Gun control laws spark strong feelings from both parties, but there are some things that many people agree on.
Citing a poll from WRAL in Raleigh, Ceartas said the majority of people polled from both sides of the aisle support a background check for all gun sales.
“Polling found that more than eight out of 10 conservatives, gun owners and Republicans favor background check for all gun sales, including gun shows are online, which again, is what our pistol purchase permit system does,” she said.
Unless federal law changes and background checks are required for all gun sales, repealing the purchase permit requirement would allow person-to-person gun sales.
There’s another problem Valone has with the system, and that is the fact that a pistol purchase permit is valid for five years.
“As it stands right now. I can get a pistol purchase permit that’s good for five years. Then I can go out and commit a crime which would disqualify me from using the permits from buying a handgun. And I can then use that purchase permit, even though I’m not qualified to bypass the computerized background check system and get a handgun,” he said.
Valone and Caldwell said over the years the federal background check system required by law for all firearms dealers has improved. Data like mental health records and other issues that might prevent someone from owning a firearm have been included and are making the state law duplicative.

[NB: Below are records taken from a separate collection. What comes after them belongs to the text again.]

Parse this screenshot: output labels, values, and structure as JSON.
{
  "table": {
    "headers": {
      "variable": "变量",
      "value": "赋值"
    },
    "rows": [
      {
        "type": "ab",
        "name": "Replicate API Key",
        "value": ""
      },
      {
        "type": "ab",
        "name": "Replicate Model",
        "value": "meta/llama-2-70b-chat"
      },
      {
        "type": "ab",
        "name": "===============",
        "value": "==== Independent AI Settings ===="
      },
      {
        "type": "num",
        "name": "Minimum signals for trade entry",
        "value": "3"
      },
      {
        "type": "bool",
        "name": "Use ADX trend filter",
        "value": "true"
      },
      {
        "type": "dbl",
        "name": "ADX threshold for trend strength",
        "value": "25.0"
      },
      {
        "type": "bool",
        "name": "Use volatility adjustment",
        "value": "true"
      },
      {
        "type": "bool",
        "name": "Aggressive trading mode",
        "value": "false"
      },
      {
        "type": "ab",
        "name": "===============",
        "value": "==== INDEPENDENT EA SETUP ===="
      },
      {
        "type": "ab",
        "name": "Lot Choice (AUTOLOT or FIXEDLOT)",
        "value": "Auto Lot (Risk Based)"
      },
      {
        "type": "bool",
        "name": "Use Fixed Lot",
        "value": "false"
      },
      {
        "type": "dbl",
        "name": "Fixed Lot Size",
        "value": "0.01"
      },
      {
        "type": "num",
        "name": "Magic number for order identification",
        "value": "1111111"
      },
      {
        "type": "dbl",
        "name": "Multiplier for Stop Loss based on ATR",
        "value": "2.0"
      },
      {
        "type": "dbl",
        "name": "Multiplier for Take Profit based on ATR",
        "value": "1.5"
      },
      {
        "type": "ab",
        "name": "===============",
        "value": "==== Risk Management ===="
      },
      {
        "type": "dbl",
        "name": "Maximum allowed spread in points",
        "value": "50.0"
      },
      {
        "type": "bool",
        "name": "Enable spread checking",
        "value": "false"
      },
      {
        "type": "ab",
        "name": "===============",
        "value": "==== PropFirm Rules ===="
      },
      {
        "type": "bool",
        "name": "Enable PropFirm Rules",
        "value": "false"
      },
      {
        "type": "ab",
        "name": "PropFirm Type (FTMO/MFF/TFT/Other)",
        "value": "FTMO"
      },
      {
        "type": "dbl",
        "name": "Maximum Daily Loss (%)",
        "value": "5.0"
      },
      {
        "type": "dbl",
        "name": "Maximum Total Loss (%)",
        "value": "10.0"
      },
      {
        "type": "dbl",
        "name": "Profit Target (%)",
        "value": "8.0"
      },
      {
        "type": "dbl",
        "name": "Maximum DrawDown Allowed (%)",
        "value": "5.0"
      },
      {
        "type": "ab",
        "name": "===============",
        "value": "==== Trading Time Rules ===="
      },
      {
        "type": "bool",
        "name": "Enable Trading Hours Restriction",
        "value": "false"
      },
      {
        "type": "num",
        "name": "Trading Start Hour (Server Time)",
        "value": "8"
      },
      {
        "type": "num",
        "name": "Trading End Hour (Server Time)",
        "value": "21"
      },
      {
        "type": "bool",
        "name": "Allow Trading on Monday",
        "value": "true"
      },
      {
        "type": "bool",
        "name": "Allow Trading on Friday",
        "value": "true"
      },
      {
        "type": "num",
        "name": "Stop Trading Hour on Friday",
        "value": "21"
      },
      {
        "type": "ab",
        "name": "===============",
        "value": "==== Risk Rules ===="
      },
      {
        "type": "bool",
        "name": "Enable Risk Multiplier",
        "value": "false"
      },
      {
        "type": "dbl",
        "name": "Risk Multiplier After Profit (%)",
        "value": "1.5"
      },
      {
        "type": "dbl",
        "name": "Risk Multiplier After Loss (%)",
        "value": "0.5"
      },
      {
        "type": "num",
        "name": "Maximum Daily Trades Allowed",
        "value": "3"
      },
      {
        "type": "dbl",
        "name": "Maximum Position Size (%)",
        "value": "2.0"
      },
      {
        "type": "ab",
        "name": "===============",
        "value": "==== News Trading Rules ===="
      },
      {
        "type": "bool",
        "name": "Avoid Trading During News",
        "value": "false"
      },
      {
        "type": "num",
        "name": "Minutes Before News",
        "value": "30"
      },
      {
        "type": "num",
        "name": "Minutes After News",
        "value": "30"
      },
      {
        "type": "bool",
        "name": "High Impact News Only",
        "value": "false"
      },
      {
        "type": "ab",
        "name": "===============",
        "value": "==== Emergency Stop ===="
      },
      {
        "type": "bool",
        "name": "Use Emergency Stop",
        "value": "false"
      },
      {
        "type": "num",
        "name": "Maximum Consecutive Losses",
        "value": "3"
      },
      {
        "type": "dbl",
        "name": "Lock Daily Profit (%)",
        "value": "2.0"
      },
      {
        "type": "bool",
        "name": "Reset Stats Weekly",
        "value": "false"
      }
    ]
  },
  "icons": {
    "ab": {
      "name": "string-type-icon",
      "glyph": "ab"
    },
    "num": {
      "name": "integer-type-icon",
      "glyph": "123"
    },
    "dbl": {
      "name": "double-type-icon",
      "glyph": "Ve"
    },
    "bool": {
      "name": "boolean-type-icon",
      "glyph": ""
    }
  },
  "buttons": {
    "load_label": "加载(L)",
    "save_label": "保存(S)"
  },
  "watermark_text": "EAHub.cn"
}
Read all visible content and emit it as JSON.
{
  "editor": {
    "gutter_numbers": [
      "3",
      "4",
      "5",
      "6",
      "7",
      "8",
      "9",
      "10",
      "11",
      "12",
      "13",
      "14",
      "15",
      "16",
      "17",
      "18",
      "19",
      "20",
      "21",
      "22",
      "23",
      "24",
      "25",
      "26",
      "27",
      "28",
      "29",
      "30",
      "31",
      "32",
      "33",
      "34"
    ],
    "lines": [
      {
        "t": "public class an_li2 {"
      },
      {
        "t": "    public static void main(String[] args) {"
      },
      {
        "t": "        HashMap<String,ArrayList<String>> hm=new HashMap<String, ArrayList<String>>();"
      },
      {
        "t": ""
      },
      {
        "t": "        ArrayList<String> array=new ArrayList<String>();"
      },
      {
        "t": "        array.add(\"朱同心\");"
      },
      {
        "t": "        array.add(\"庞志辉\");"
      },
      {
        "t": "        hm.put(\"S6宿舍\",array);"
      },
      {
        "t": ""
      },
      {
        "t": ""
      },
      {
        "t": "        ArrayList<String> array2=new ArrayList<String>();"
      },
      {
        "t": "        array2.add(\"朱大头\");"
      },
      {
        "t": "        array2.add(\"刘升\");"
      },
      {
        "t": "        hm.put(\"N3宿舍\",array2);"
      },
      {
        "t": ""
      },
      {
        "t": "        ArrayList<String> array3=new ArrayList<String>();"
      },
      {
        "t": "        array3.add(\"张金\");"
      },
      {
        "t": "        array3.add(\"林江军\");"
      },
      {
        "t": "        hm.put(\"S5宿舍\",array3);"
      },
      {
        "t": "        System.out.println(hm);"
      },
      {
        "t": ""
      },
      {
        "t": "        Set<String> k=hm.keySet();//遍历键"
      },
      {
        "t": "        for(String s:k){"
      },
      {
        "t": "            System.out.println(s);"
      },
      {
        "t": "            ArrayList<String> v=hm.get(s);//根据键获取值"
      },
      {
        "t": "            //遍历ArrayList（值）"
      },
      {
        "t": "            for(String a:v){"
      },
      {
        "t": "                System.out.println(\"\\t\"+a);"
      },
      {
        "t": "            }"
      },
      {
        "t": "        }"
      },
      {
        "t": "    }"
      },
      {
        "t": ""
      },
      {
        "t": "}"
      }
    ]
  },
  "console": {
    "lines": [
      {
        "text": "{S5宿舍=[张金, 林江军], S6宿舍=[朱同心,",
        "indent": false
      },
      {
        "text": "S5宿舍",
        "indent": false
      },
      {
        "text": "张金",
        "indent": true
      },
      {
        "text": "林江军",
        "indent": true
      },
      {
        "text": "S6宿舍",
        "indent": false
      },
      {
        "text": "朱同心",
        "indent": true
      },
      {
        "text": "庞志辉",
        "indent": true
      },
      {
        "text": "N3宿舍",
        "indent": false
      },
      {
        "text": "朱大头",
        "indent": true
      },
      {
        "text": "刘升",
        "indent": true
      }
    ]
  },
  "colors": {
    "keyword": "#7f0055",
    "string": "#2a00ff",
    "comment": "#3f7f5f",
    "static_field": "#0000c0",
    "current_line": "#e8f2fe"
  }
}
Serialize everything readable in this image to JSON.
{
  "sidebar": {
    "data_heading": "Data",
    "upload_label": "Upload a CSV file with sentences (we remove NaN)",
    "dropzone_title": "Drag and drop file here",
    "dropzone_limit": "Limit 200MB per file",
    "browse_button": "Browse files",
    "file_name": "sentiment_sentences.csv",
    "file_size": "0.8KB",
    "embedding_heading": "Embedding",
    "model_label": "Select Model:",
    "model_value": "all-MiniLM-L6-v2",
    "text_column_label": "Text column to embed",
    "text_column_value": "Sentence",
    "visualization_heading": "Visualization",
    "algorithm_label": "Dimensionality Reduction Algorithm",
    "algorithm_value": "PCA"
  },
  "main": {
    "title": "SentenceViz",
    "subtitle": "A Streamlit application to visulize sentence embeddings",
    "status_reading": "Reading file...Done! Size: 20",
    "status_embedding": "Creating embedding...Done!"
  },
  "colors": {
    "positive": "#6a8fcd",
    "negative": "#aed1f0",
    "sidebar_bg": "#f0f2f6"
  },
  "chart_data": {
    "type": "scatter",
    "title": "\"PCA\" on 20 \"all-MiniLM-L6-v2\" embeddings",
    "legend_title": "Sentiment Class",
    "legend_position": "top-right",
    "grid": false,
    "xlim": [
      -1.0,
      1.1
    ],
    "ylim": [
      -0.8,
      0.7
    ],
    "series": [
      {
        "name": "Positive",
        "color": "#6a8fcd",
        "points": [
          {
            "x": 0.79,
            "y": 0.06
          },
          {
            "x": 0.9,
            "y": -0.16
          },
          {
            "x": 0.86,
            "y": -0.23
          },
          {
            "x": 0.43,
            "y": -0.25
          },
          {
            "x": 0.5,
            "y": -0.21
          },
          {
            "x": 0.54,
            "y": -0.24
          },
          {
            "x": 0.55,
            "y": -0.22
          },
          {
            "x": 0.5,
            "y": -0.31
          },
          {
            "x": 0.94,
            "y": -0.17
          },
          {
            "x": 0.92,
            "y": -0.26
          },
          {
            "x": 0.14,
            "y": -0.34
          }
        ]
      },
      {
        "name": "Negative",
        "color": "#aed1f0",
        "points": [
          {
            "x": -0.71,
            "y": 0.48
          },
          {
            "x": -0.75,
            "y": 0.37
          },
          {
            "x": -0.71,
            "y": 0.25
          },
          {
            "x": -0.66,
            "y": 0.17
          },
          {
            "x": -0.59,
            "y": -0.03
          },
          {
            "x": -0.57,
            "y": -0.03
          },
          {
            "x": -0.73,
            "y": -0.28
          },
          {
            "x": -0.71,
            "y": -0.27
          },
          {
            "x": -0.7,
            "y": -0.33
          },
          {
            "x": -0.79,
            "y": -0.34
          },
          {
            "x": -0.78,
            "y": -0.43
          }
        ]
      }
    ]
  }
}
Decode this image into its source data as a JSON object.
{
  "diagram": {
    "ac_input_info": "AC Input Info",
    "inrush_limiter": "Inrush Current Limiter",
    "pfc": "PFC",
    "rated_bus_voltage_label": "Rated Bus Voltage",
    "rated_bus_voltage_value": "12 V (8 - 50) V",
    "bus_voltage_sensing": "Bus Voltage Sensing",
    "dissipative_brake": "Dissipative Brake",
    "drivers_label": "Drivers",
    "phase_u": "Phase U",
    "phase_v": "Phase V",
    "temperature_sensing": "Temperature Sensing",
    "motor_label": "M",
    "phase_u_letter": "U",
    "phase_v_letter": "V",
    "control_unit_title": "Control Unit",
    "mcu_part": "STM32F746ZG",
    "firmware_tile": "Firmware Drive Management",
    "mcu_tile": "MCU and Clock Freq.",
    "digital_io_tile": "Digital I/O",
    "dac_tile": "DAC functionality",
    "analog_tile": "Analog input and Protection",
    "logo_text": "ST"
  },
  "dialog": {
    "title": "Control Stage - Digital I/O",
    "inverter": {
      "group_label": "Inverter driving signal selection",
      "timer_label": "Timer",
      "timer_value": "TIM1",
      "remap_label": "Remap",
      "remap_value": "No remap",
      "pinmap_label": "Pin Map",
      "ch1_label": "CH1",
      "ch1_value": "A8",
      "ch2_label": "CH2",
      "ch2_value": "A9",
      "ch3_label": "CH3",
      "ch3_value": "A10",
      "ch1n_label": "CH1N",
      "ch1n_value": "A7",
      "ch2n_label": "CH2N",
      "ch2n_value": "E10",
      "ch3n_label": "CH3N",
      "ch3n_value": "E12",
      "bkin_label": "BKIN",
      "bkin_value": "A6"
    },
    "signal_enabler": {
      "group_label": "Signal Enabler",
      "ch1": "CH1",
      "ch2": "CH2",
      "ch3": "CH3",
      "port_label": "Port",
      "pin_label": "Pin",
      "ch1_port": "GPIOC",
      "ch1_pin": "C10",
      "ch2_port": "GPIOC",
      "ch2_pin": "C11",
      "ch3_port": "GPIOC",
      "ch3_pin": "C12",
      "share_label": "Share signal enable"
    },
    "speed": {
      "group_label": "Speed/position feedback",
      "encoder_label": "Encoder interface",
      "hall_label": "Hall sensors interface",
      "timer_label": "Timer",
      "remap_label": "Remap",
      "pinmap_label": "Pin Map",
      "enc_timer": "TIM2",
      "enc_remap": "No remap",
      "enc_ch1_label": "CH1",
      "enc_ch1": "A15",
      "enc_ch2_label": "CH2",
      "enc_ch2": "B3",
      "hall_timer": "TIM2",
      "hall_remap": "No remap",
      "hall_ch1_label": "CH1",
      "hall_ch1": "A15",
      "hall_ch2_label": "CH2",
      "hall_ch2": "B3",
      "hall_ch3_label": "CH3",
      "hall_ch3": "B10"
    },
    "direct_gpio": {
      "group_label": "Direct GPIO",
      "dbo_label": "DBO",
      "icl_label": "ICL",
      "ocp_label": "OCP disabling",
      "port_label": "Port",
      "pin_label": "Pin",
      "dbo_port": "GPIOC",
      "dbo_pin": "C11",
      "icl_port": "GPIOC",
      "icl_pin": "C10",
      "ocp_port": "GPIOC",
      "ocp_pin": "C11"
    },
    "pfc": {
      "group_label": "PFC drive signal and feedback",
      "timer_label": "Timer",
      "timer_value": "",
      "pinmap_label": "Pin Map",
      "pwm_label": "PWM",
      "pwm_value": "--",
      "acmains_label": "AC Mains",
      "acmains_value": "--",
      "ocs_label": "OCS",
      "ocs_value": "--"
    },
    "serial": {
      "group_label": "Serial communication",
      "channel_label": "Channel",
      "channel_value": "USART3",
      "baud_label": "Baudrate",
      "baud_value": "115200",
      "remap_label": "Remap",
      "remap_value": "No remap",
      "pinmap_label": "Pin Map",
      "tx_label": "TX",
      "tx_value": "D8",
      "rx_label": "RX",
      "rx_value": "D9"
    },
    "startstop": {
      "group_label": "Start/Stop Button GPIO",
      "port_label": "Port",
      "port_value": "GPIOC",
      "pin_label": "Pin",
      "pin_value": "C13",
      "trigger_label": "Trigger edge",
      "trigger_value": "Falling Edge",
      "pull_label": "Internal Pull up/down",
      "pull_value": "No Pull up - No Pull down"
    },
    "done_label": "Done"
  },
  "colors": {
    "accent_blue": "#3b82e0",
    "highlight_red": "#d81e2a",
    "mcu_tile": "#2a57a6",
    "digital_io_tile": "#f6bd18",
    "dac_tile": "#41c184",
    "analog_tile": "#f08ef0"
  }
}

“We have improved our reporting to the computerized national instant background check system by adding a lot of mental health data that previously was not there. And so they [lawmakers] decided that the system was redundant, and frankly, could be eliminated,” Valone said.
Ceartas believes the data from other states that took similar actions highlight her concerns about repealing the law.
“In Missouri, we saw the disastrous consequences when they repealed their permit purchase law. They saw their gun homicide rate spiked by 47%. And their suicide rate go up by 24%. So the data speaks clearly on how these permit purchase laws save lives,” she said.
The bill is still in its infancy in the General Assembly and will take time to move through both chambers and their committees, but Valone said he thinks the support for the bill is there.
“I feel fairly confident that the time for repeal of the pistol purchase permit has come. We had overwhelming support for it in the past. We’ve actually passed it twice. We didn’t quite have the number of votes to override Cooper’s veto, of course, but we did actually have a number of Democrats that voted for the purchase permit repeal,” he said.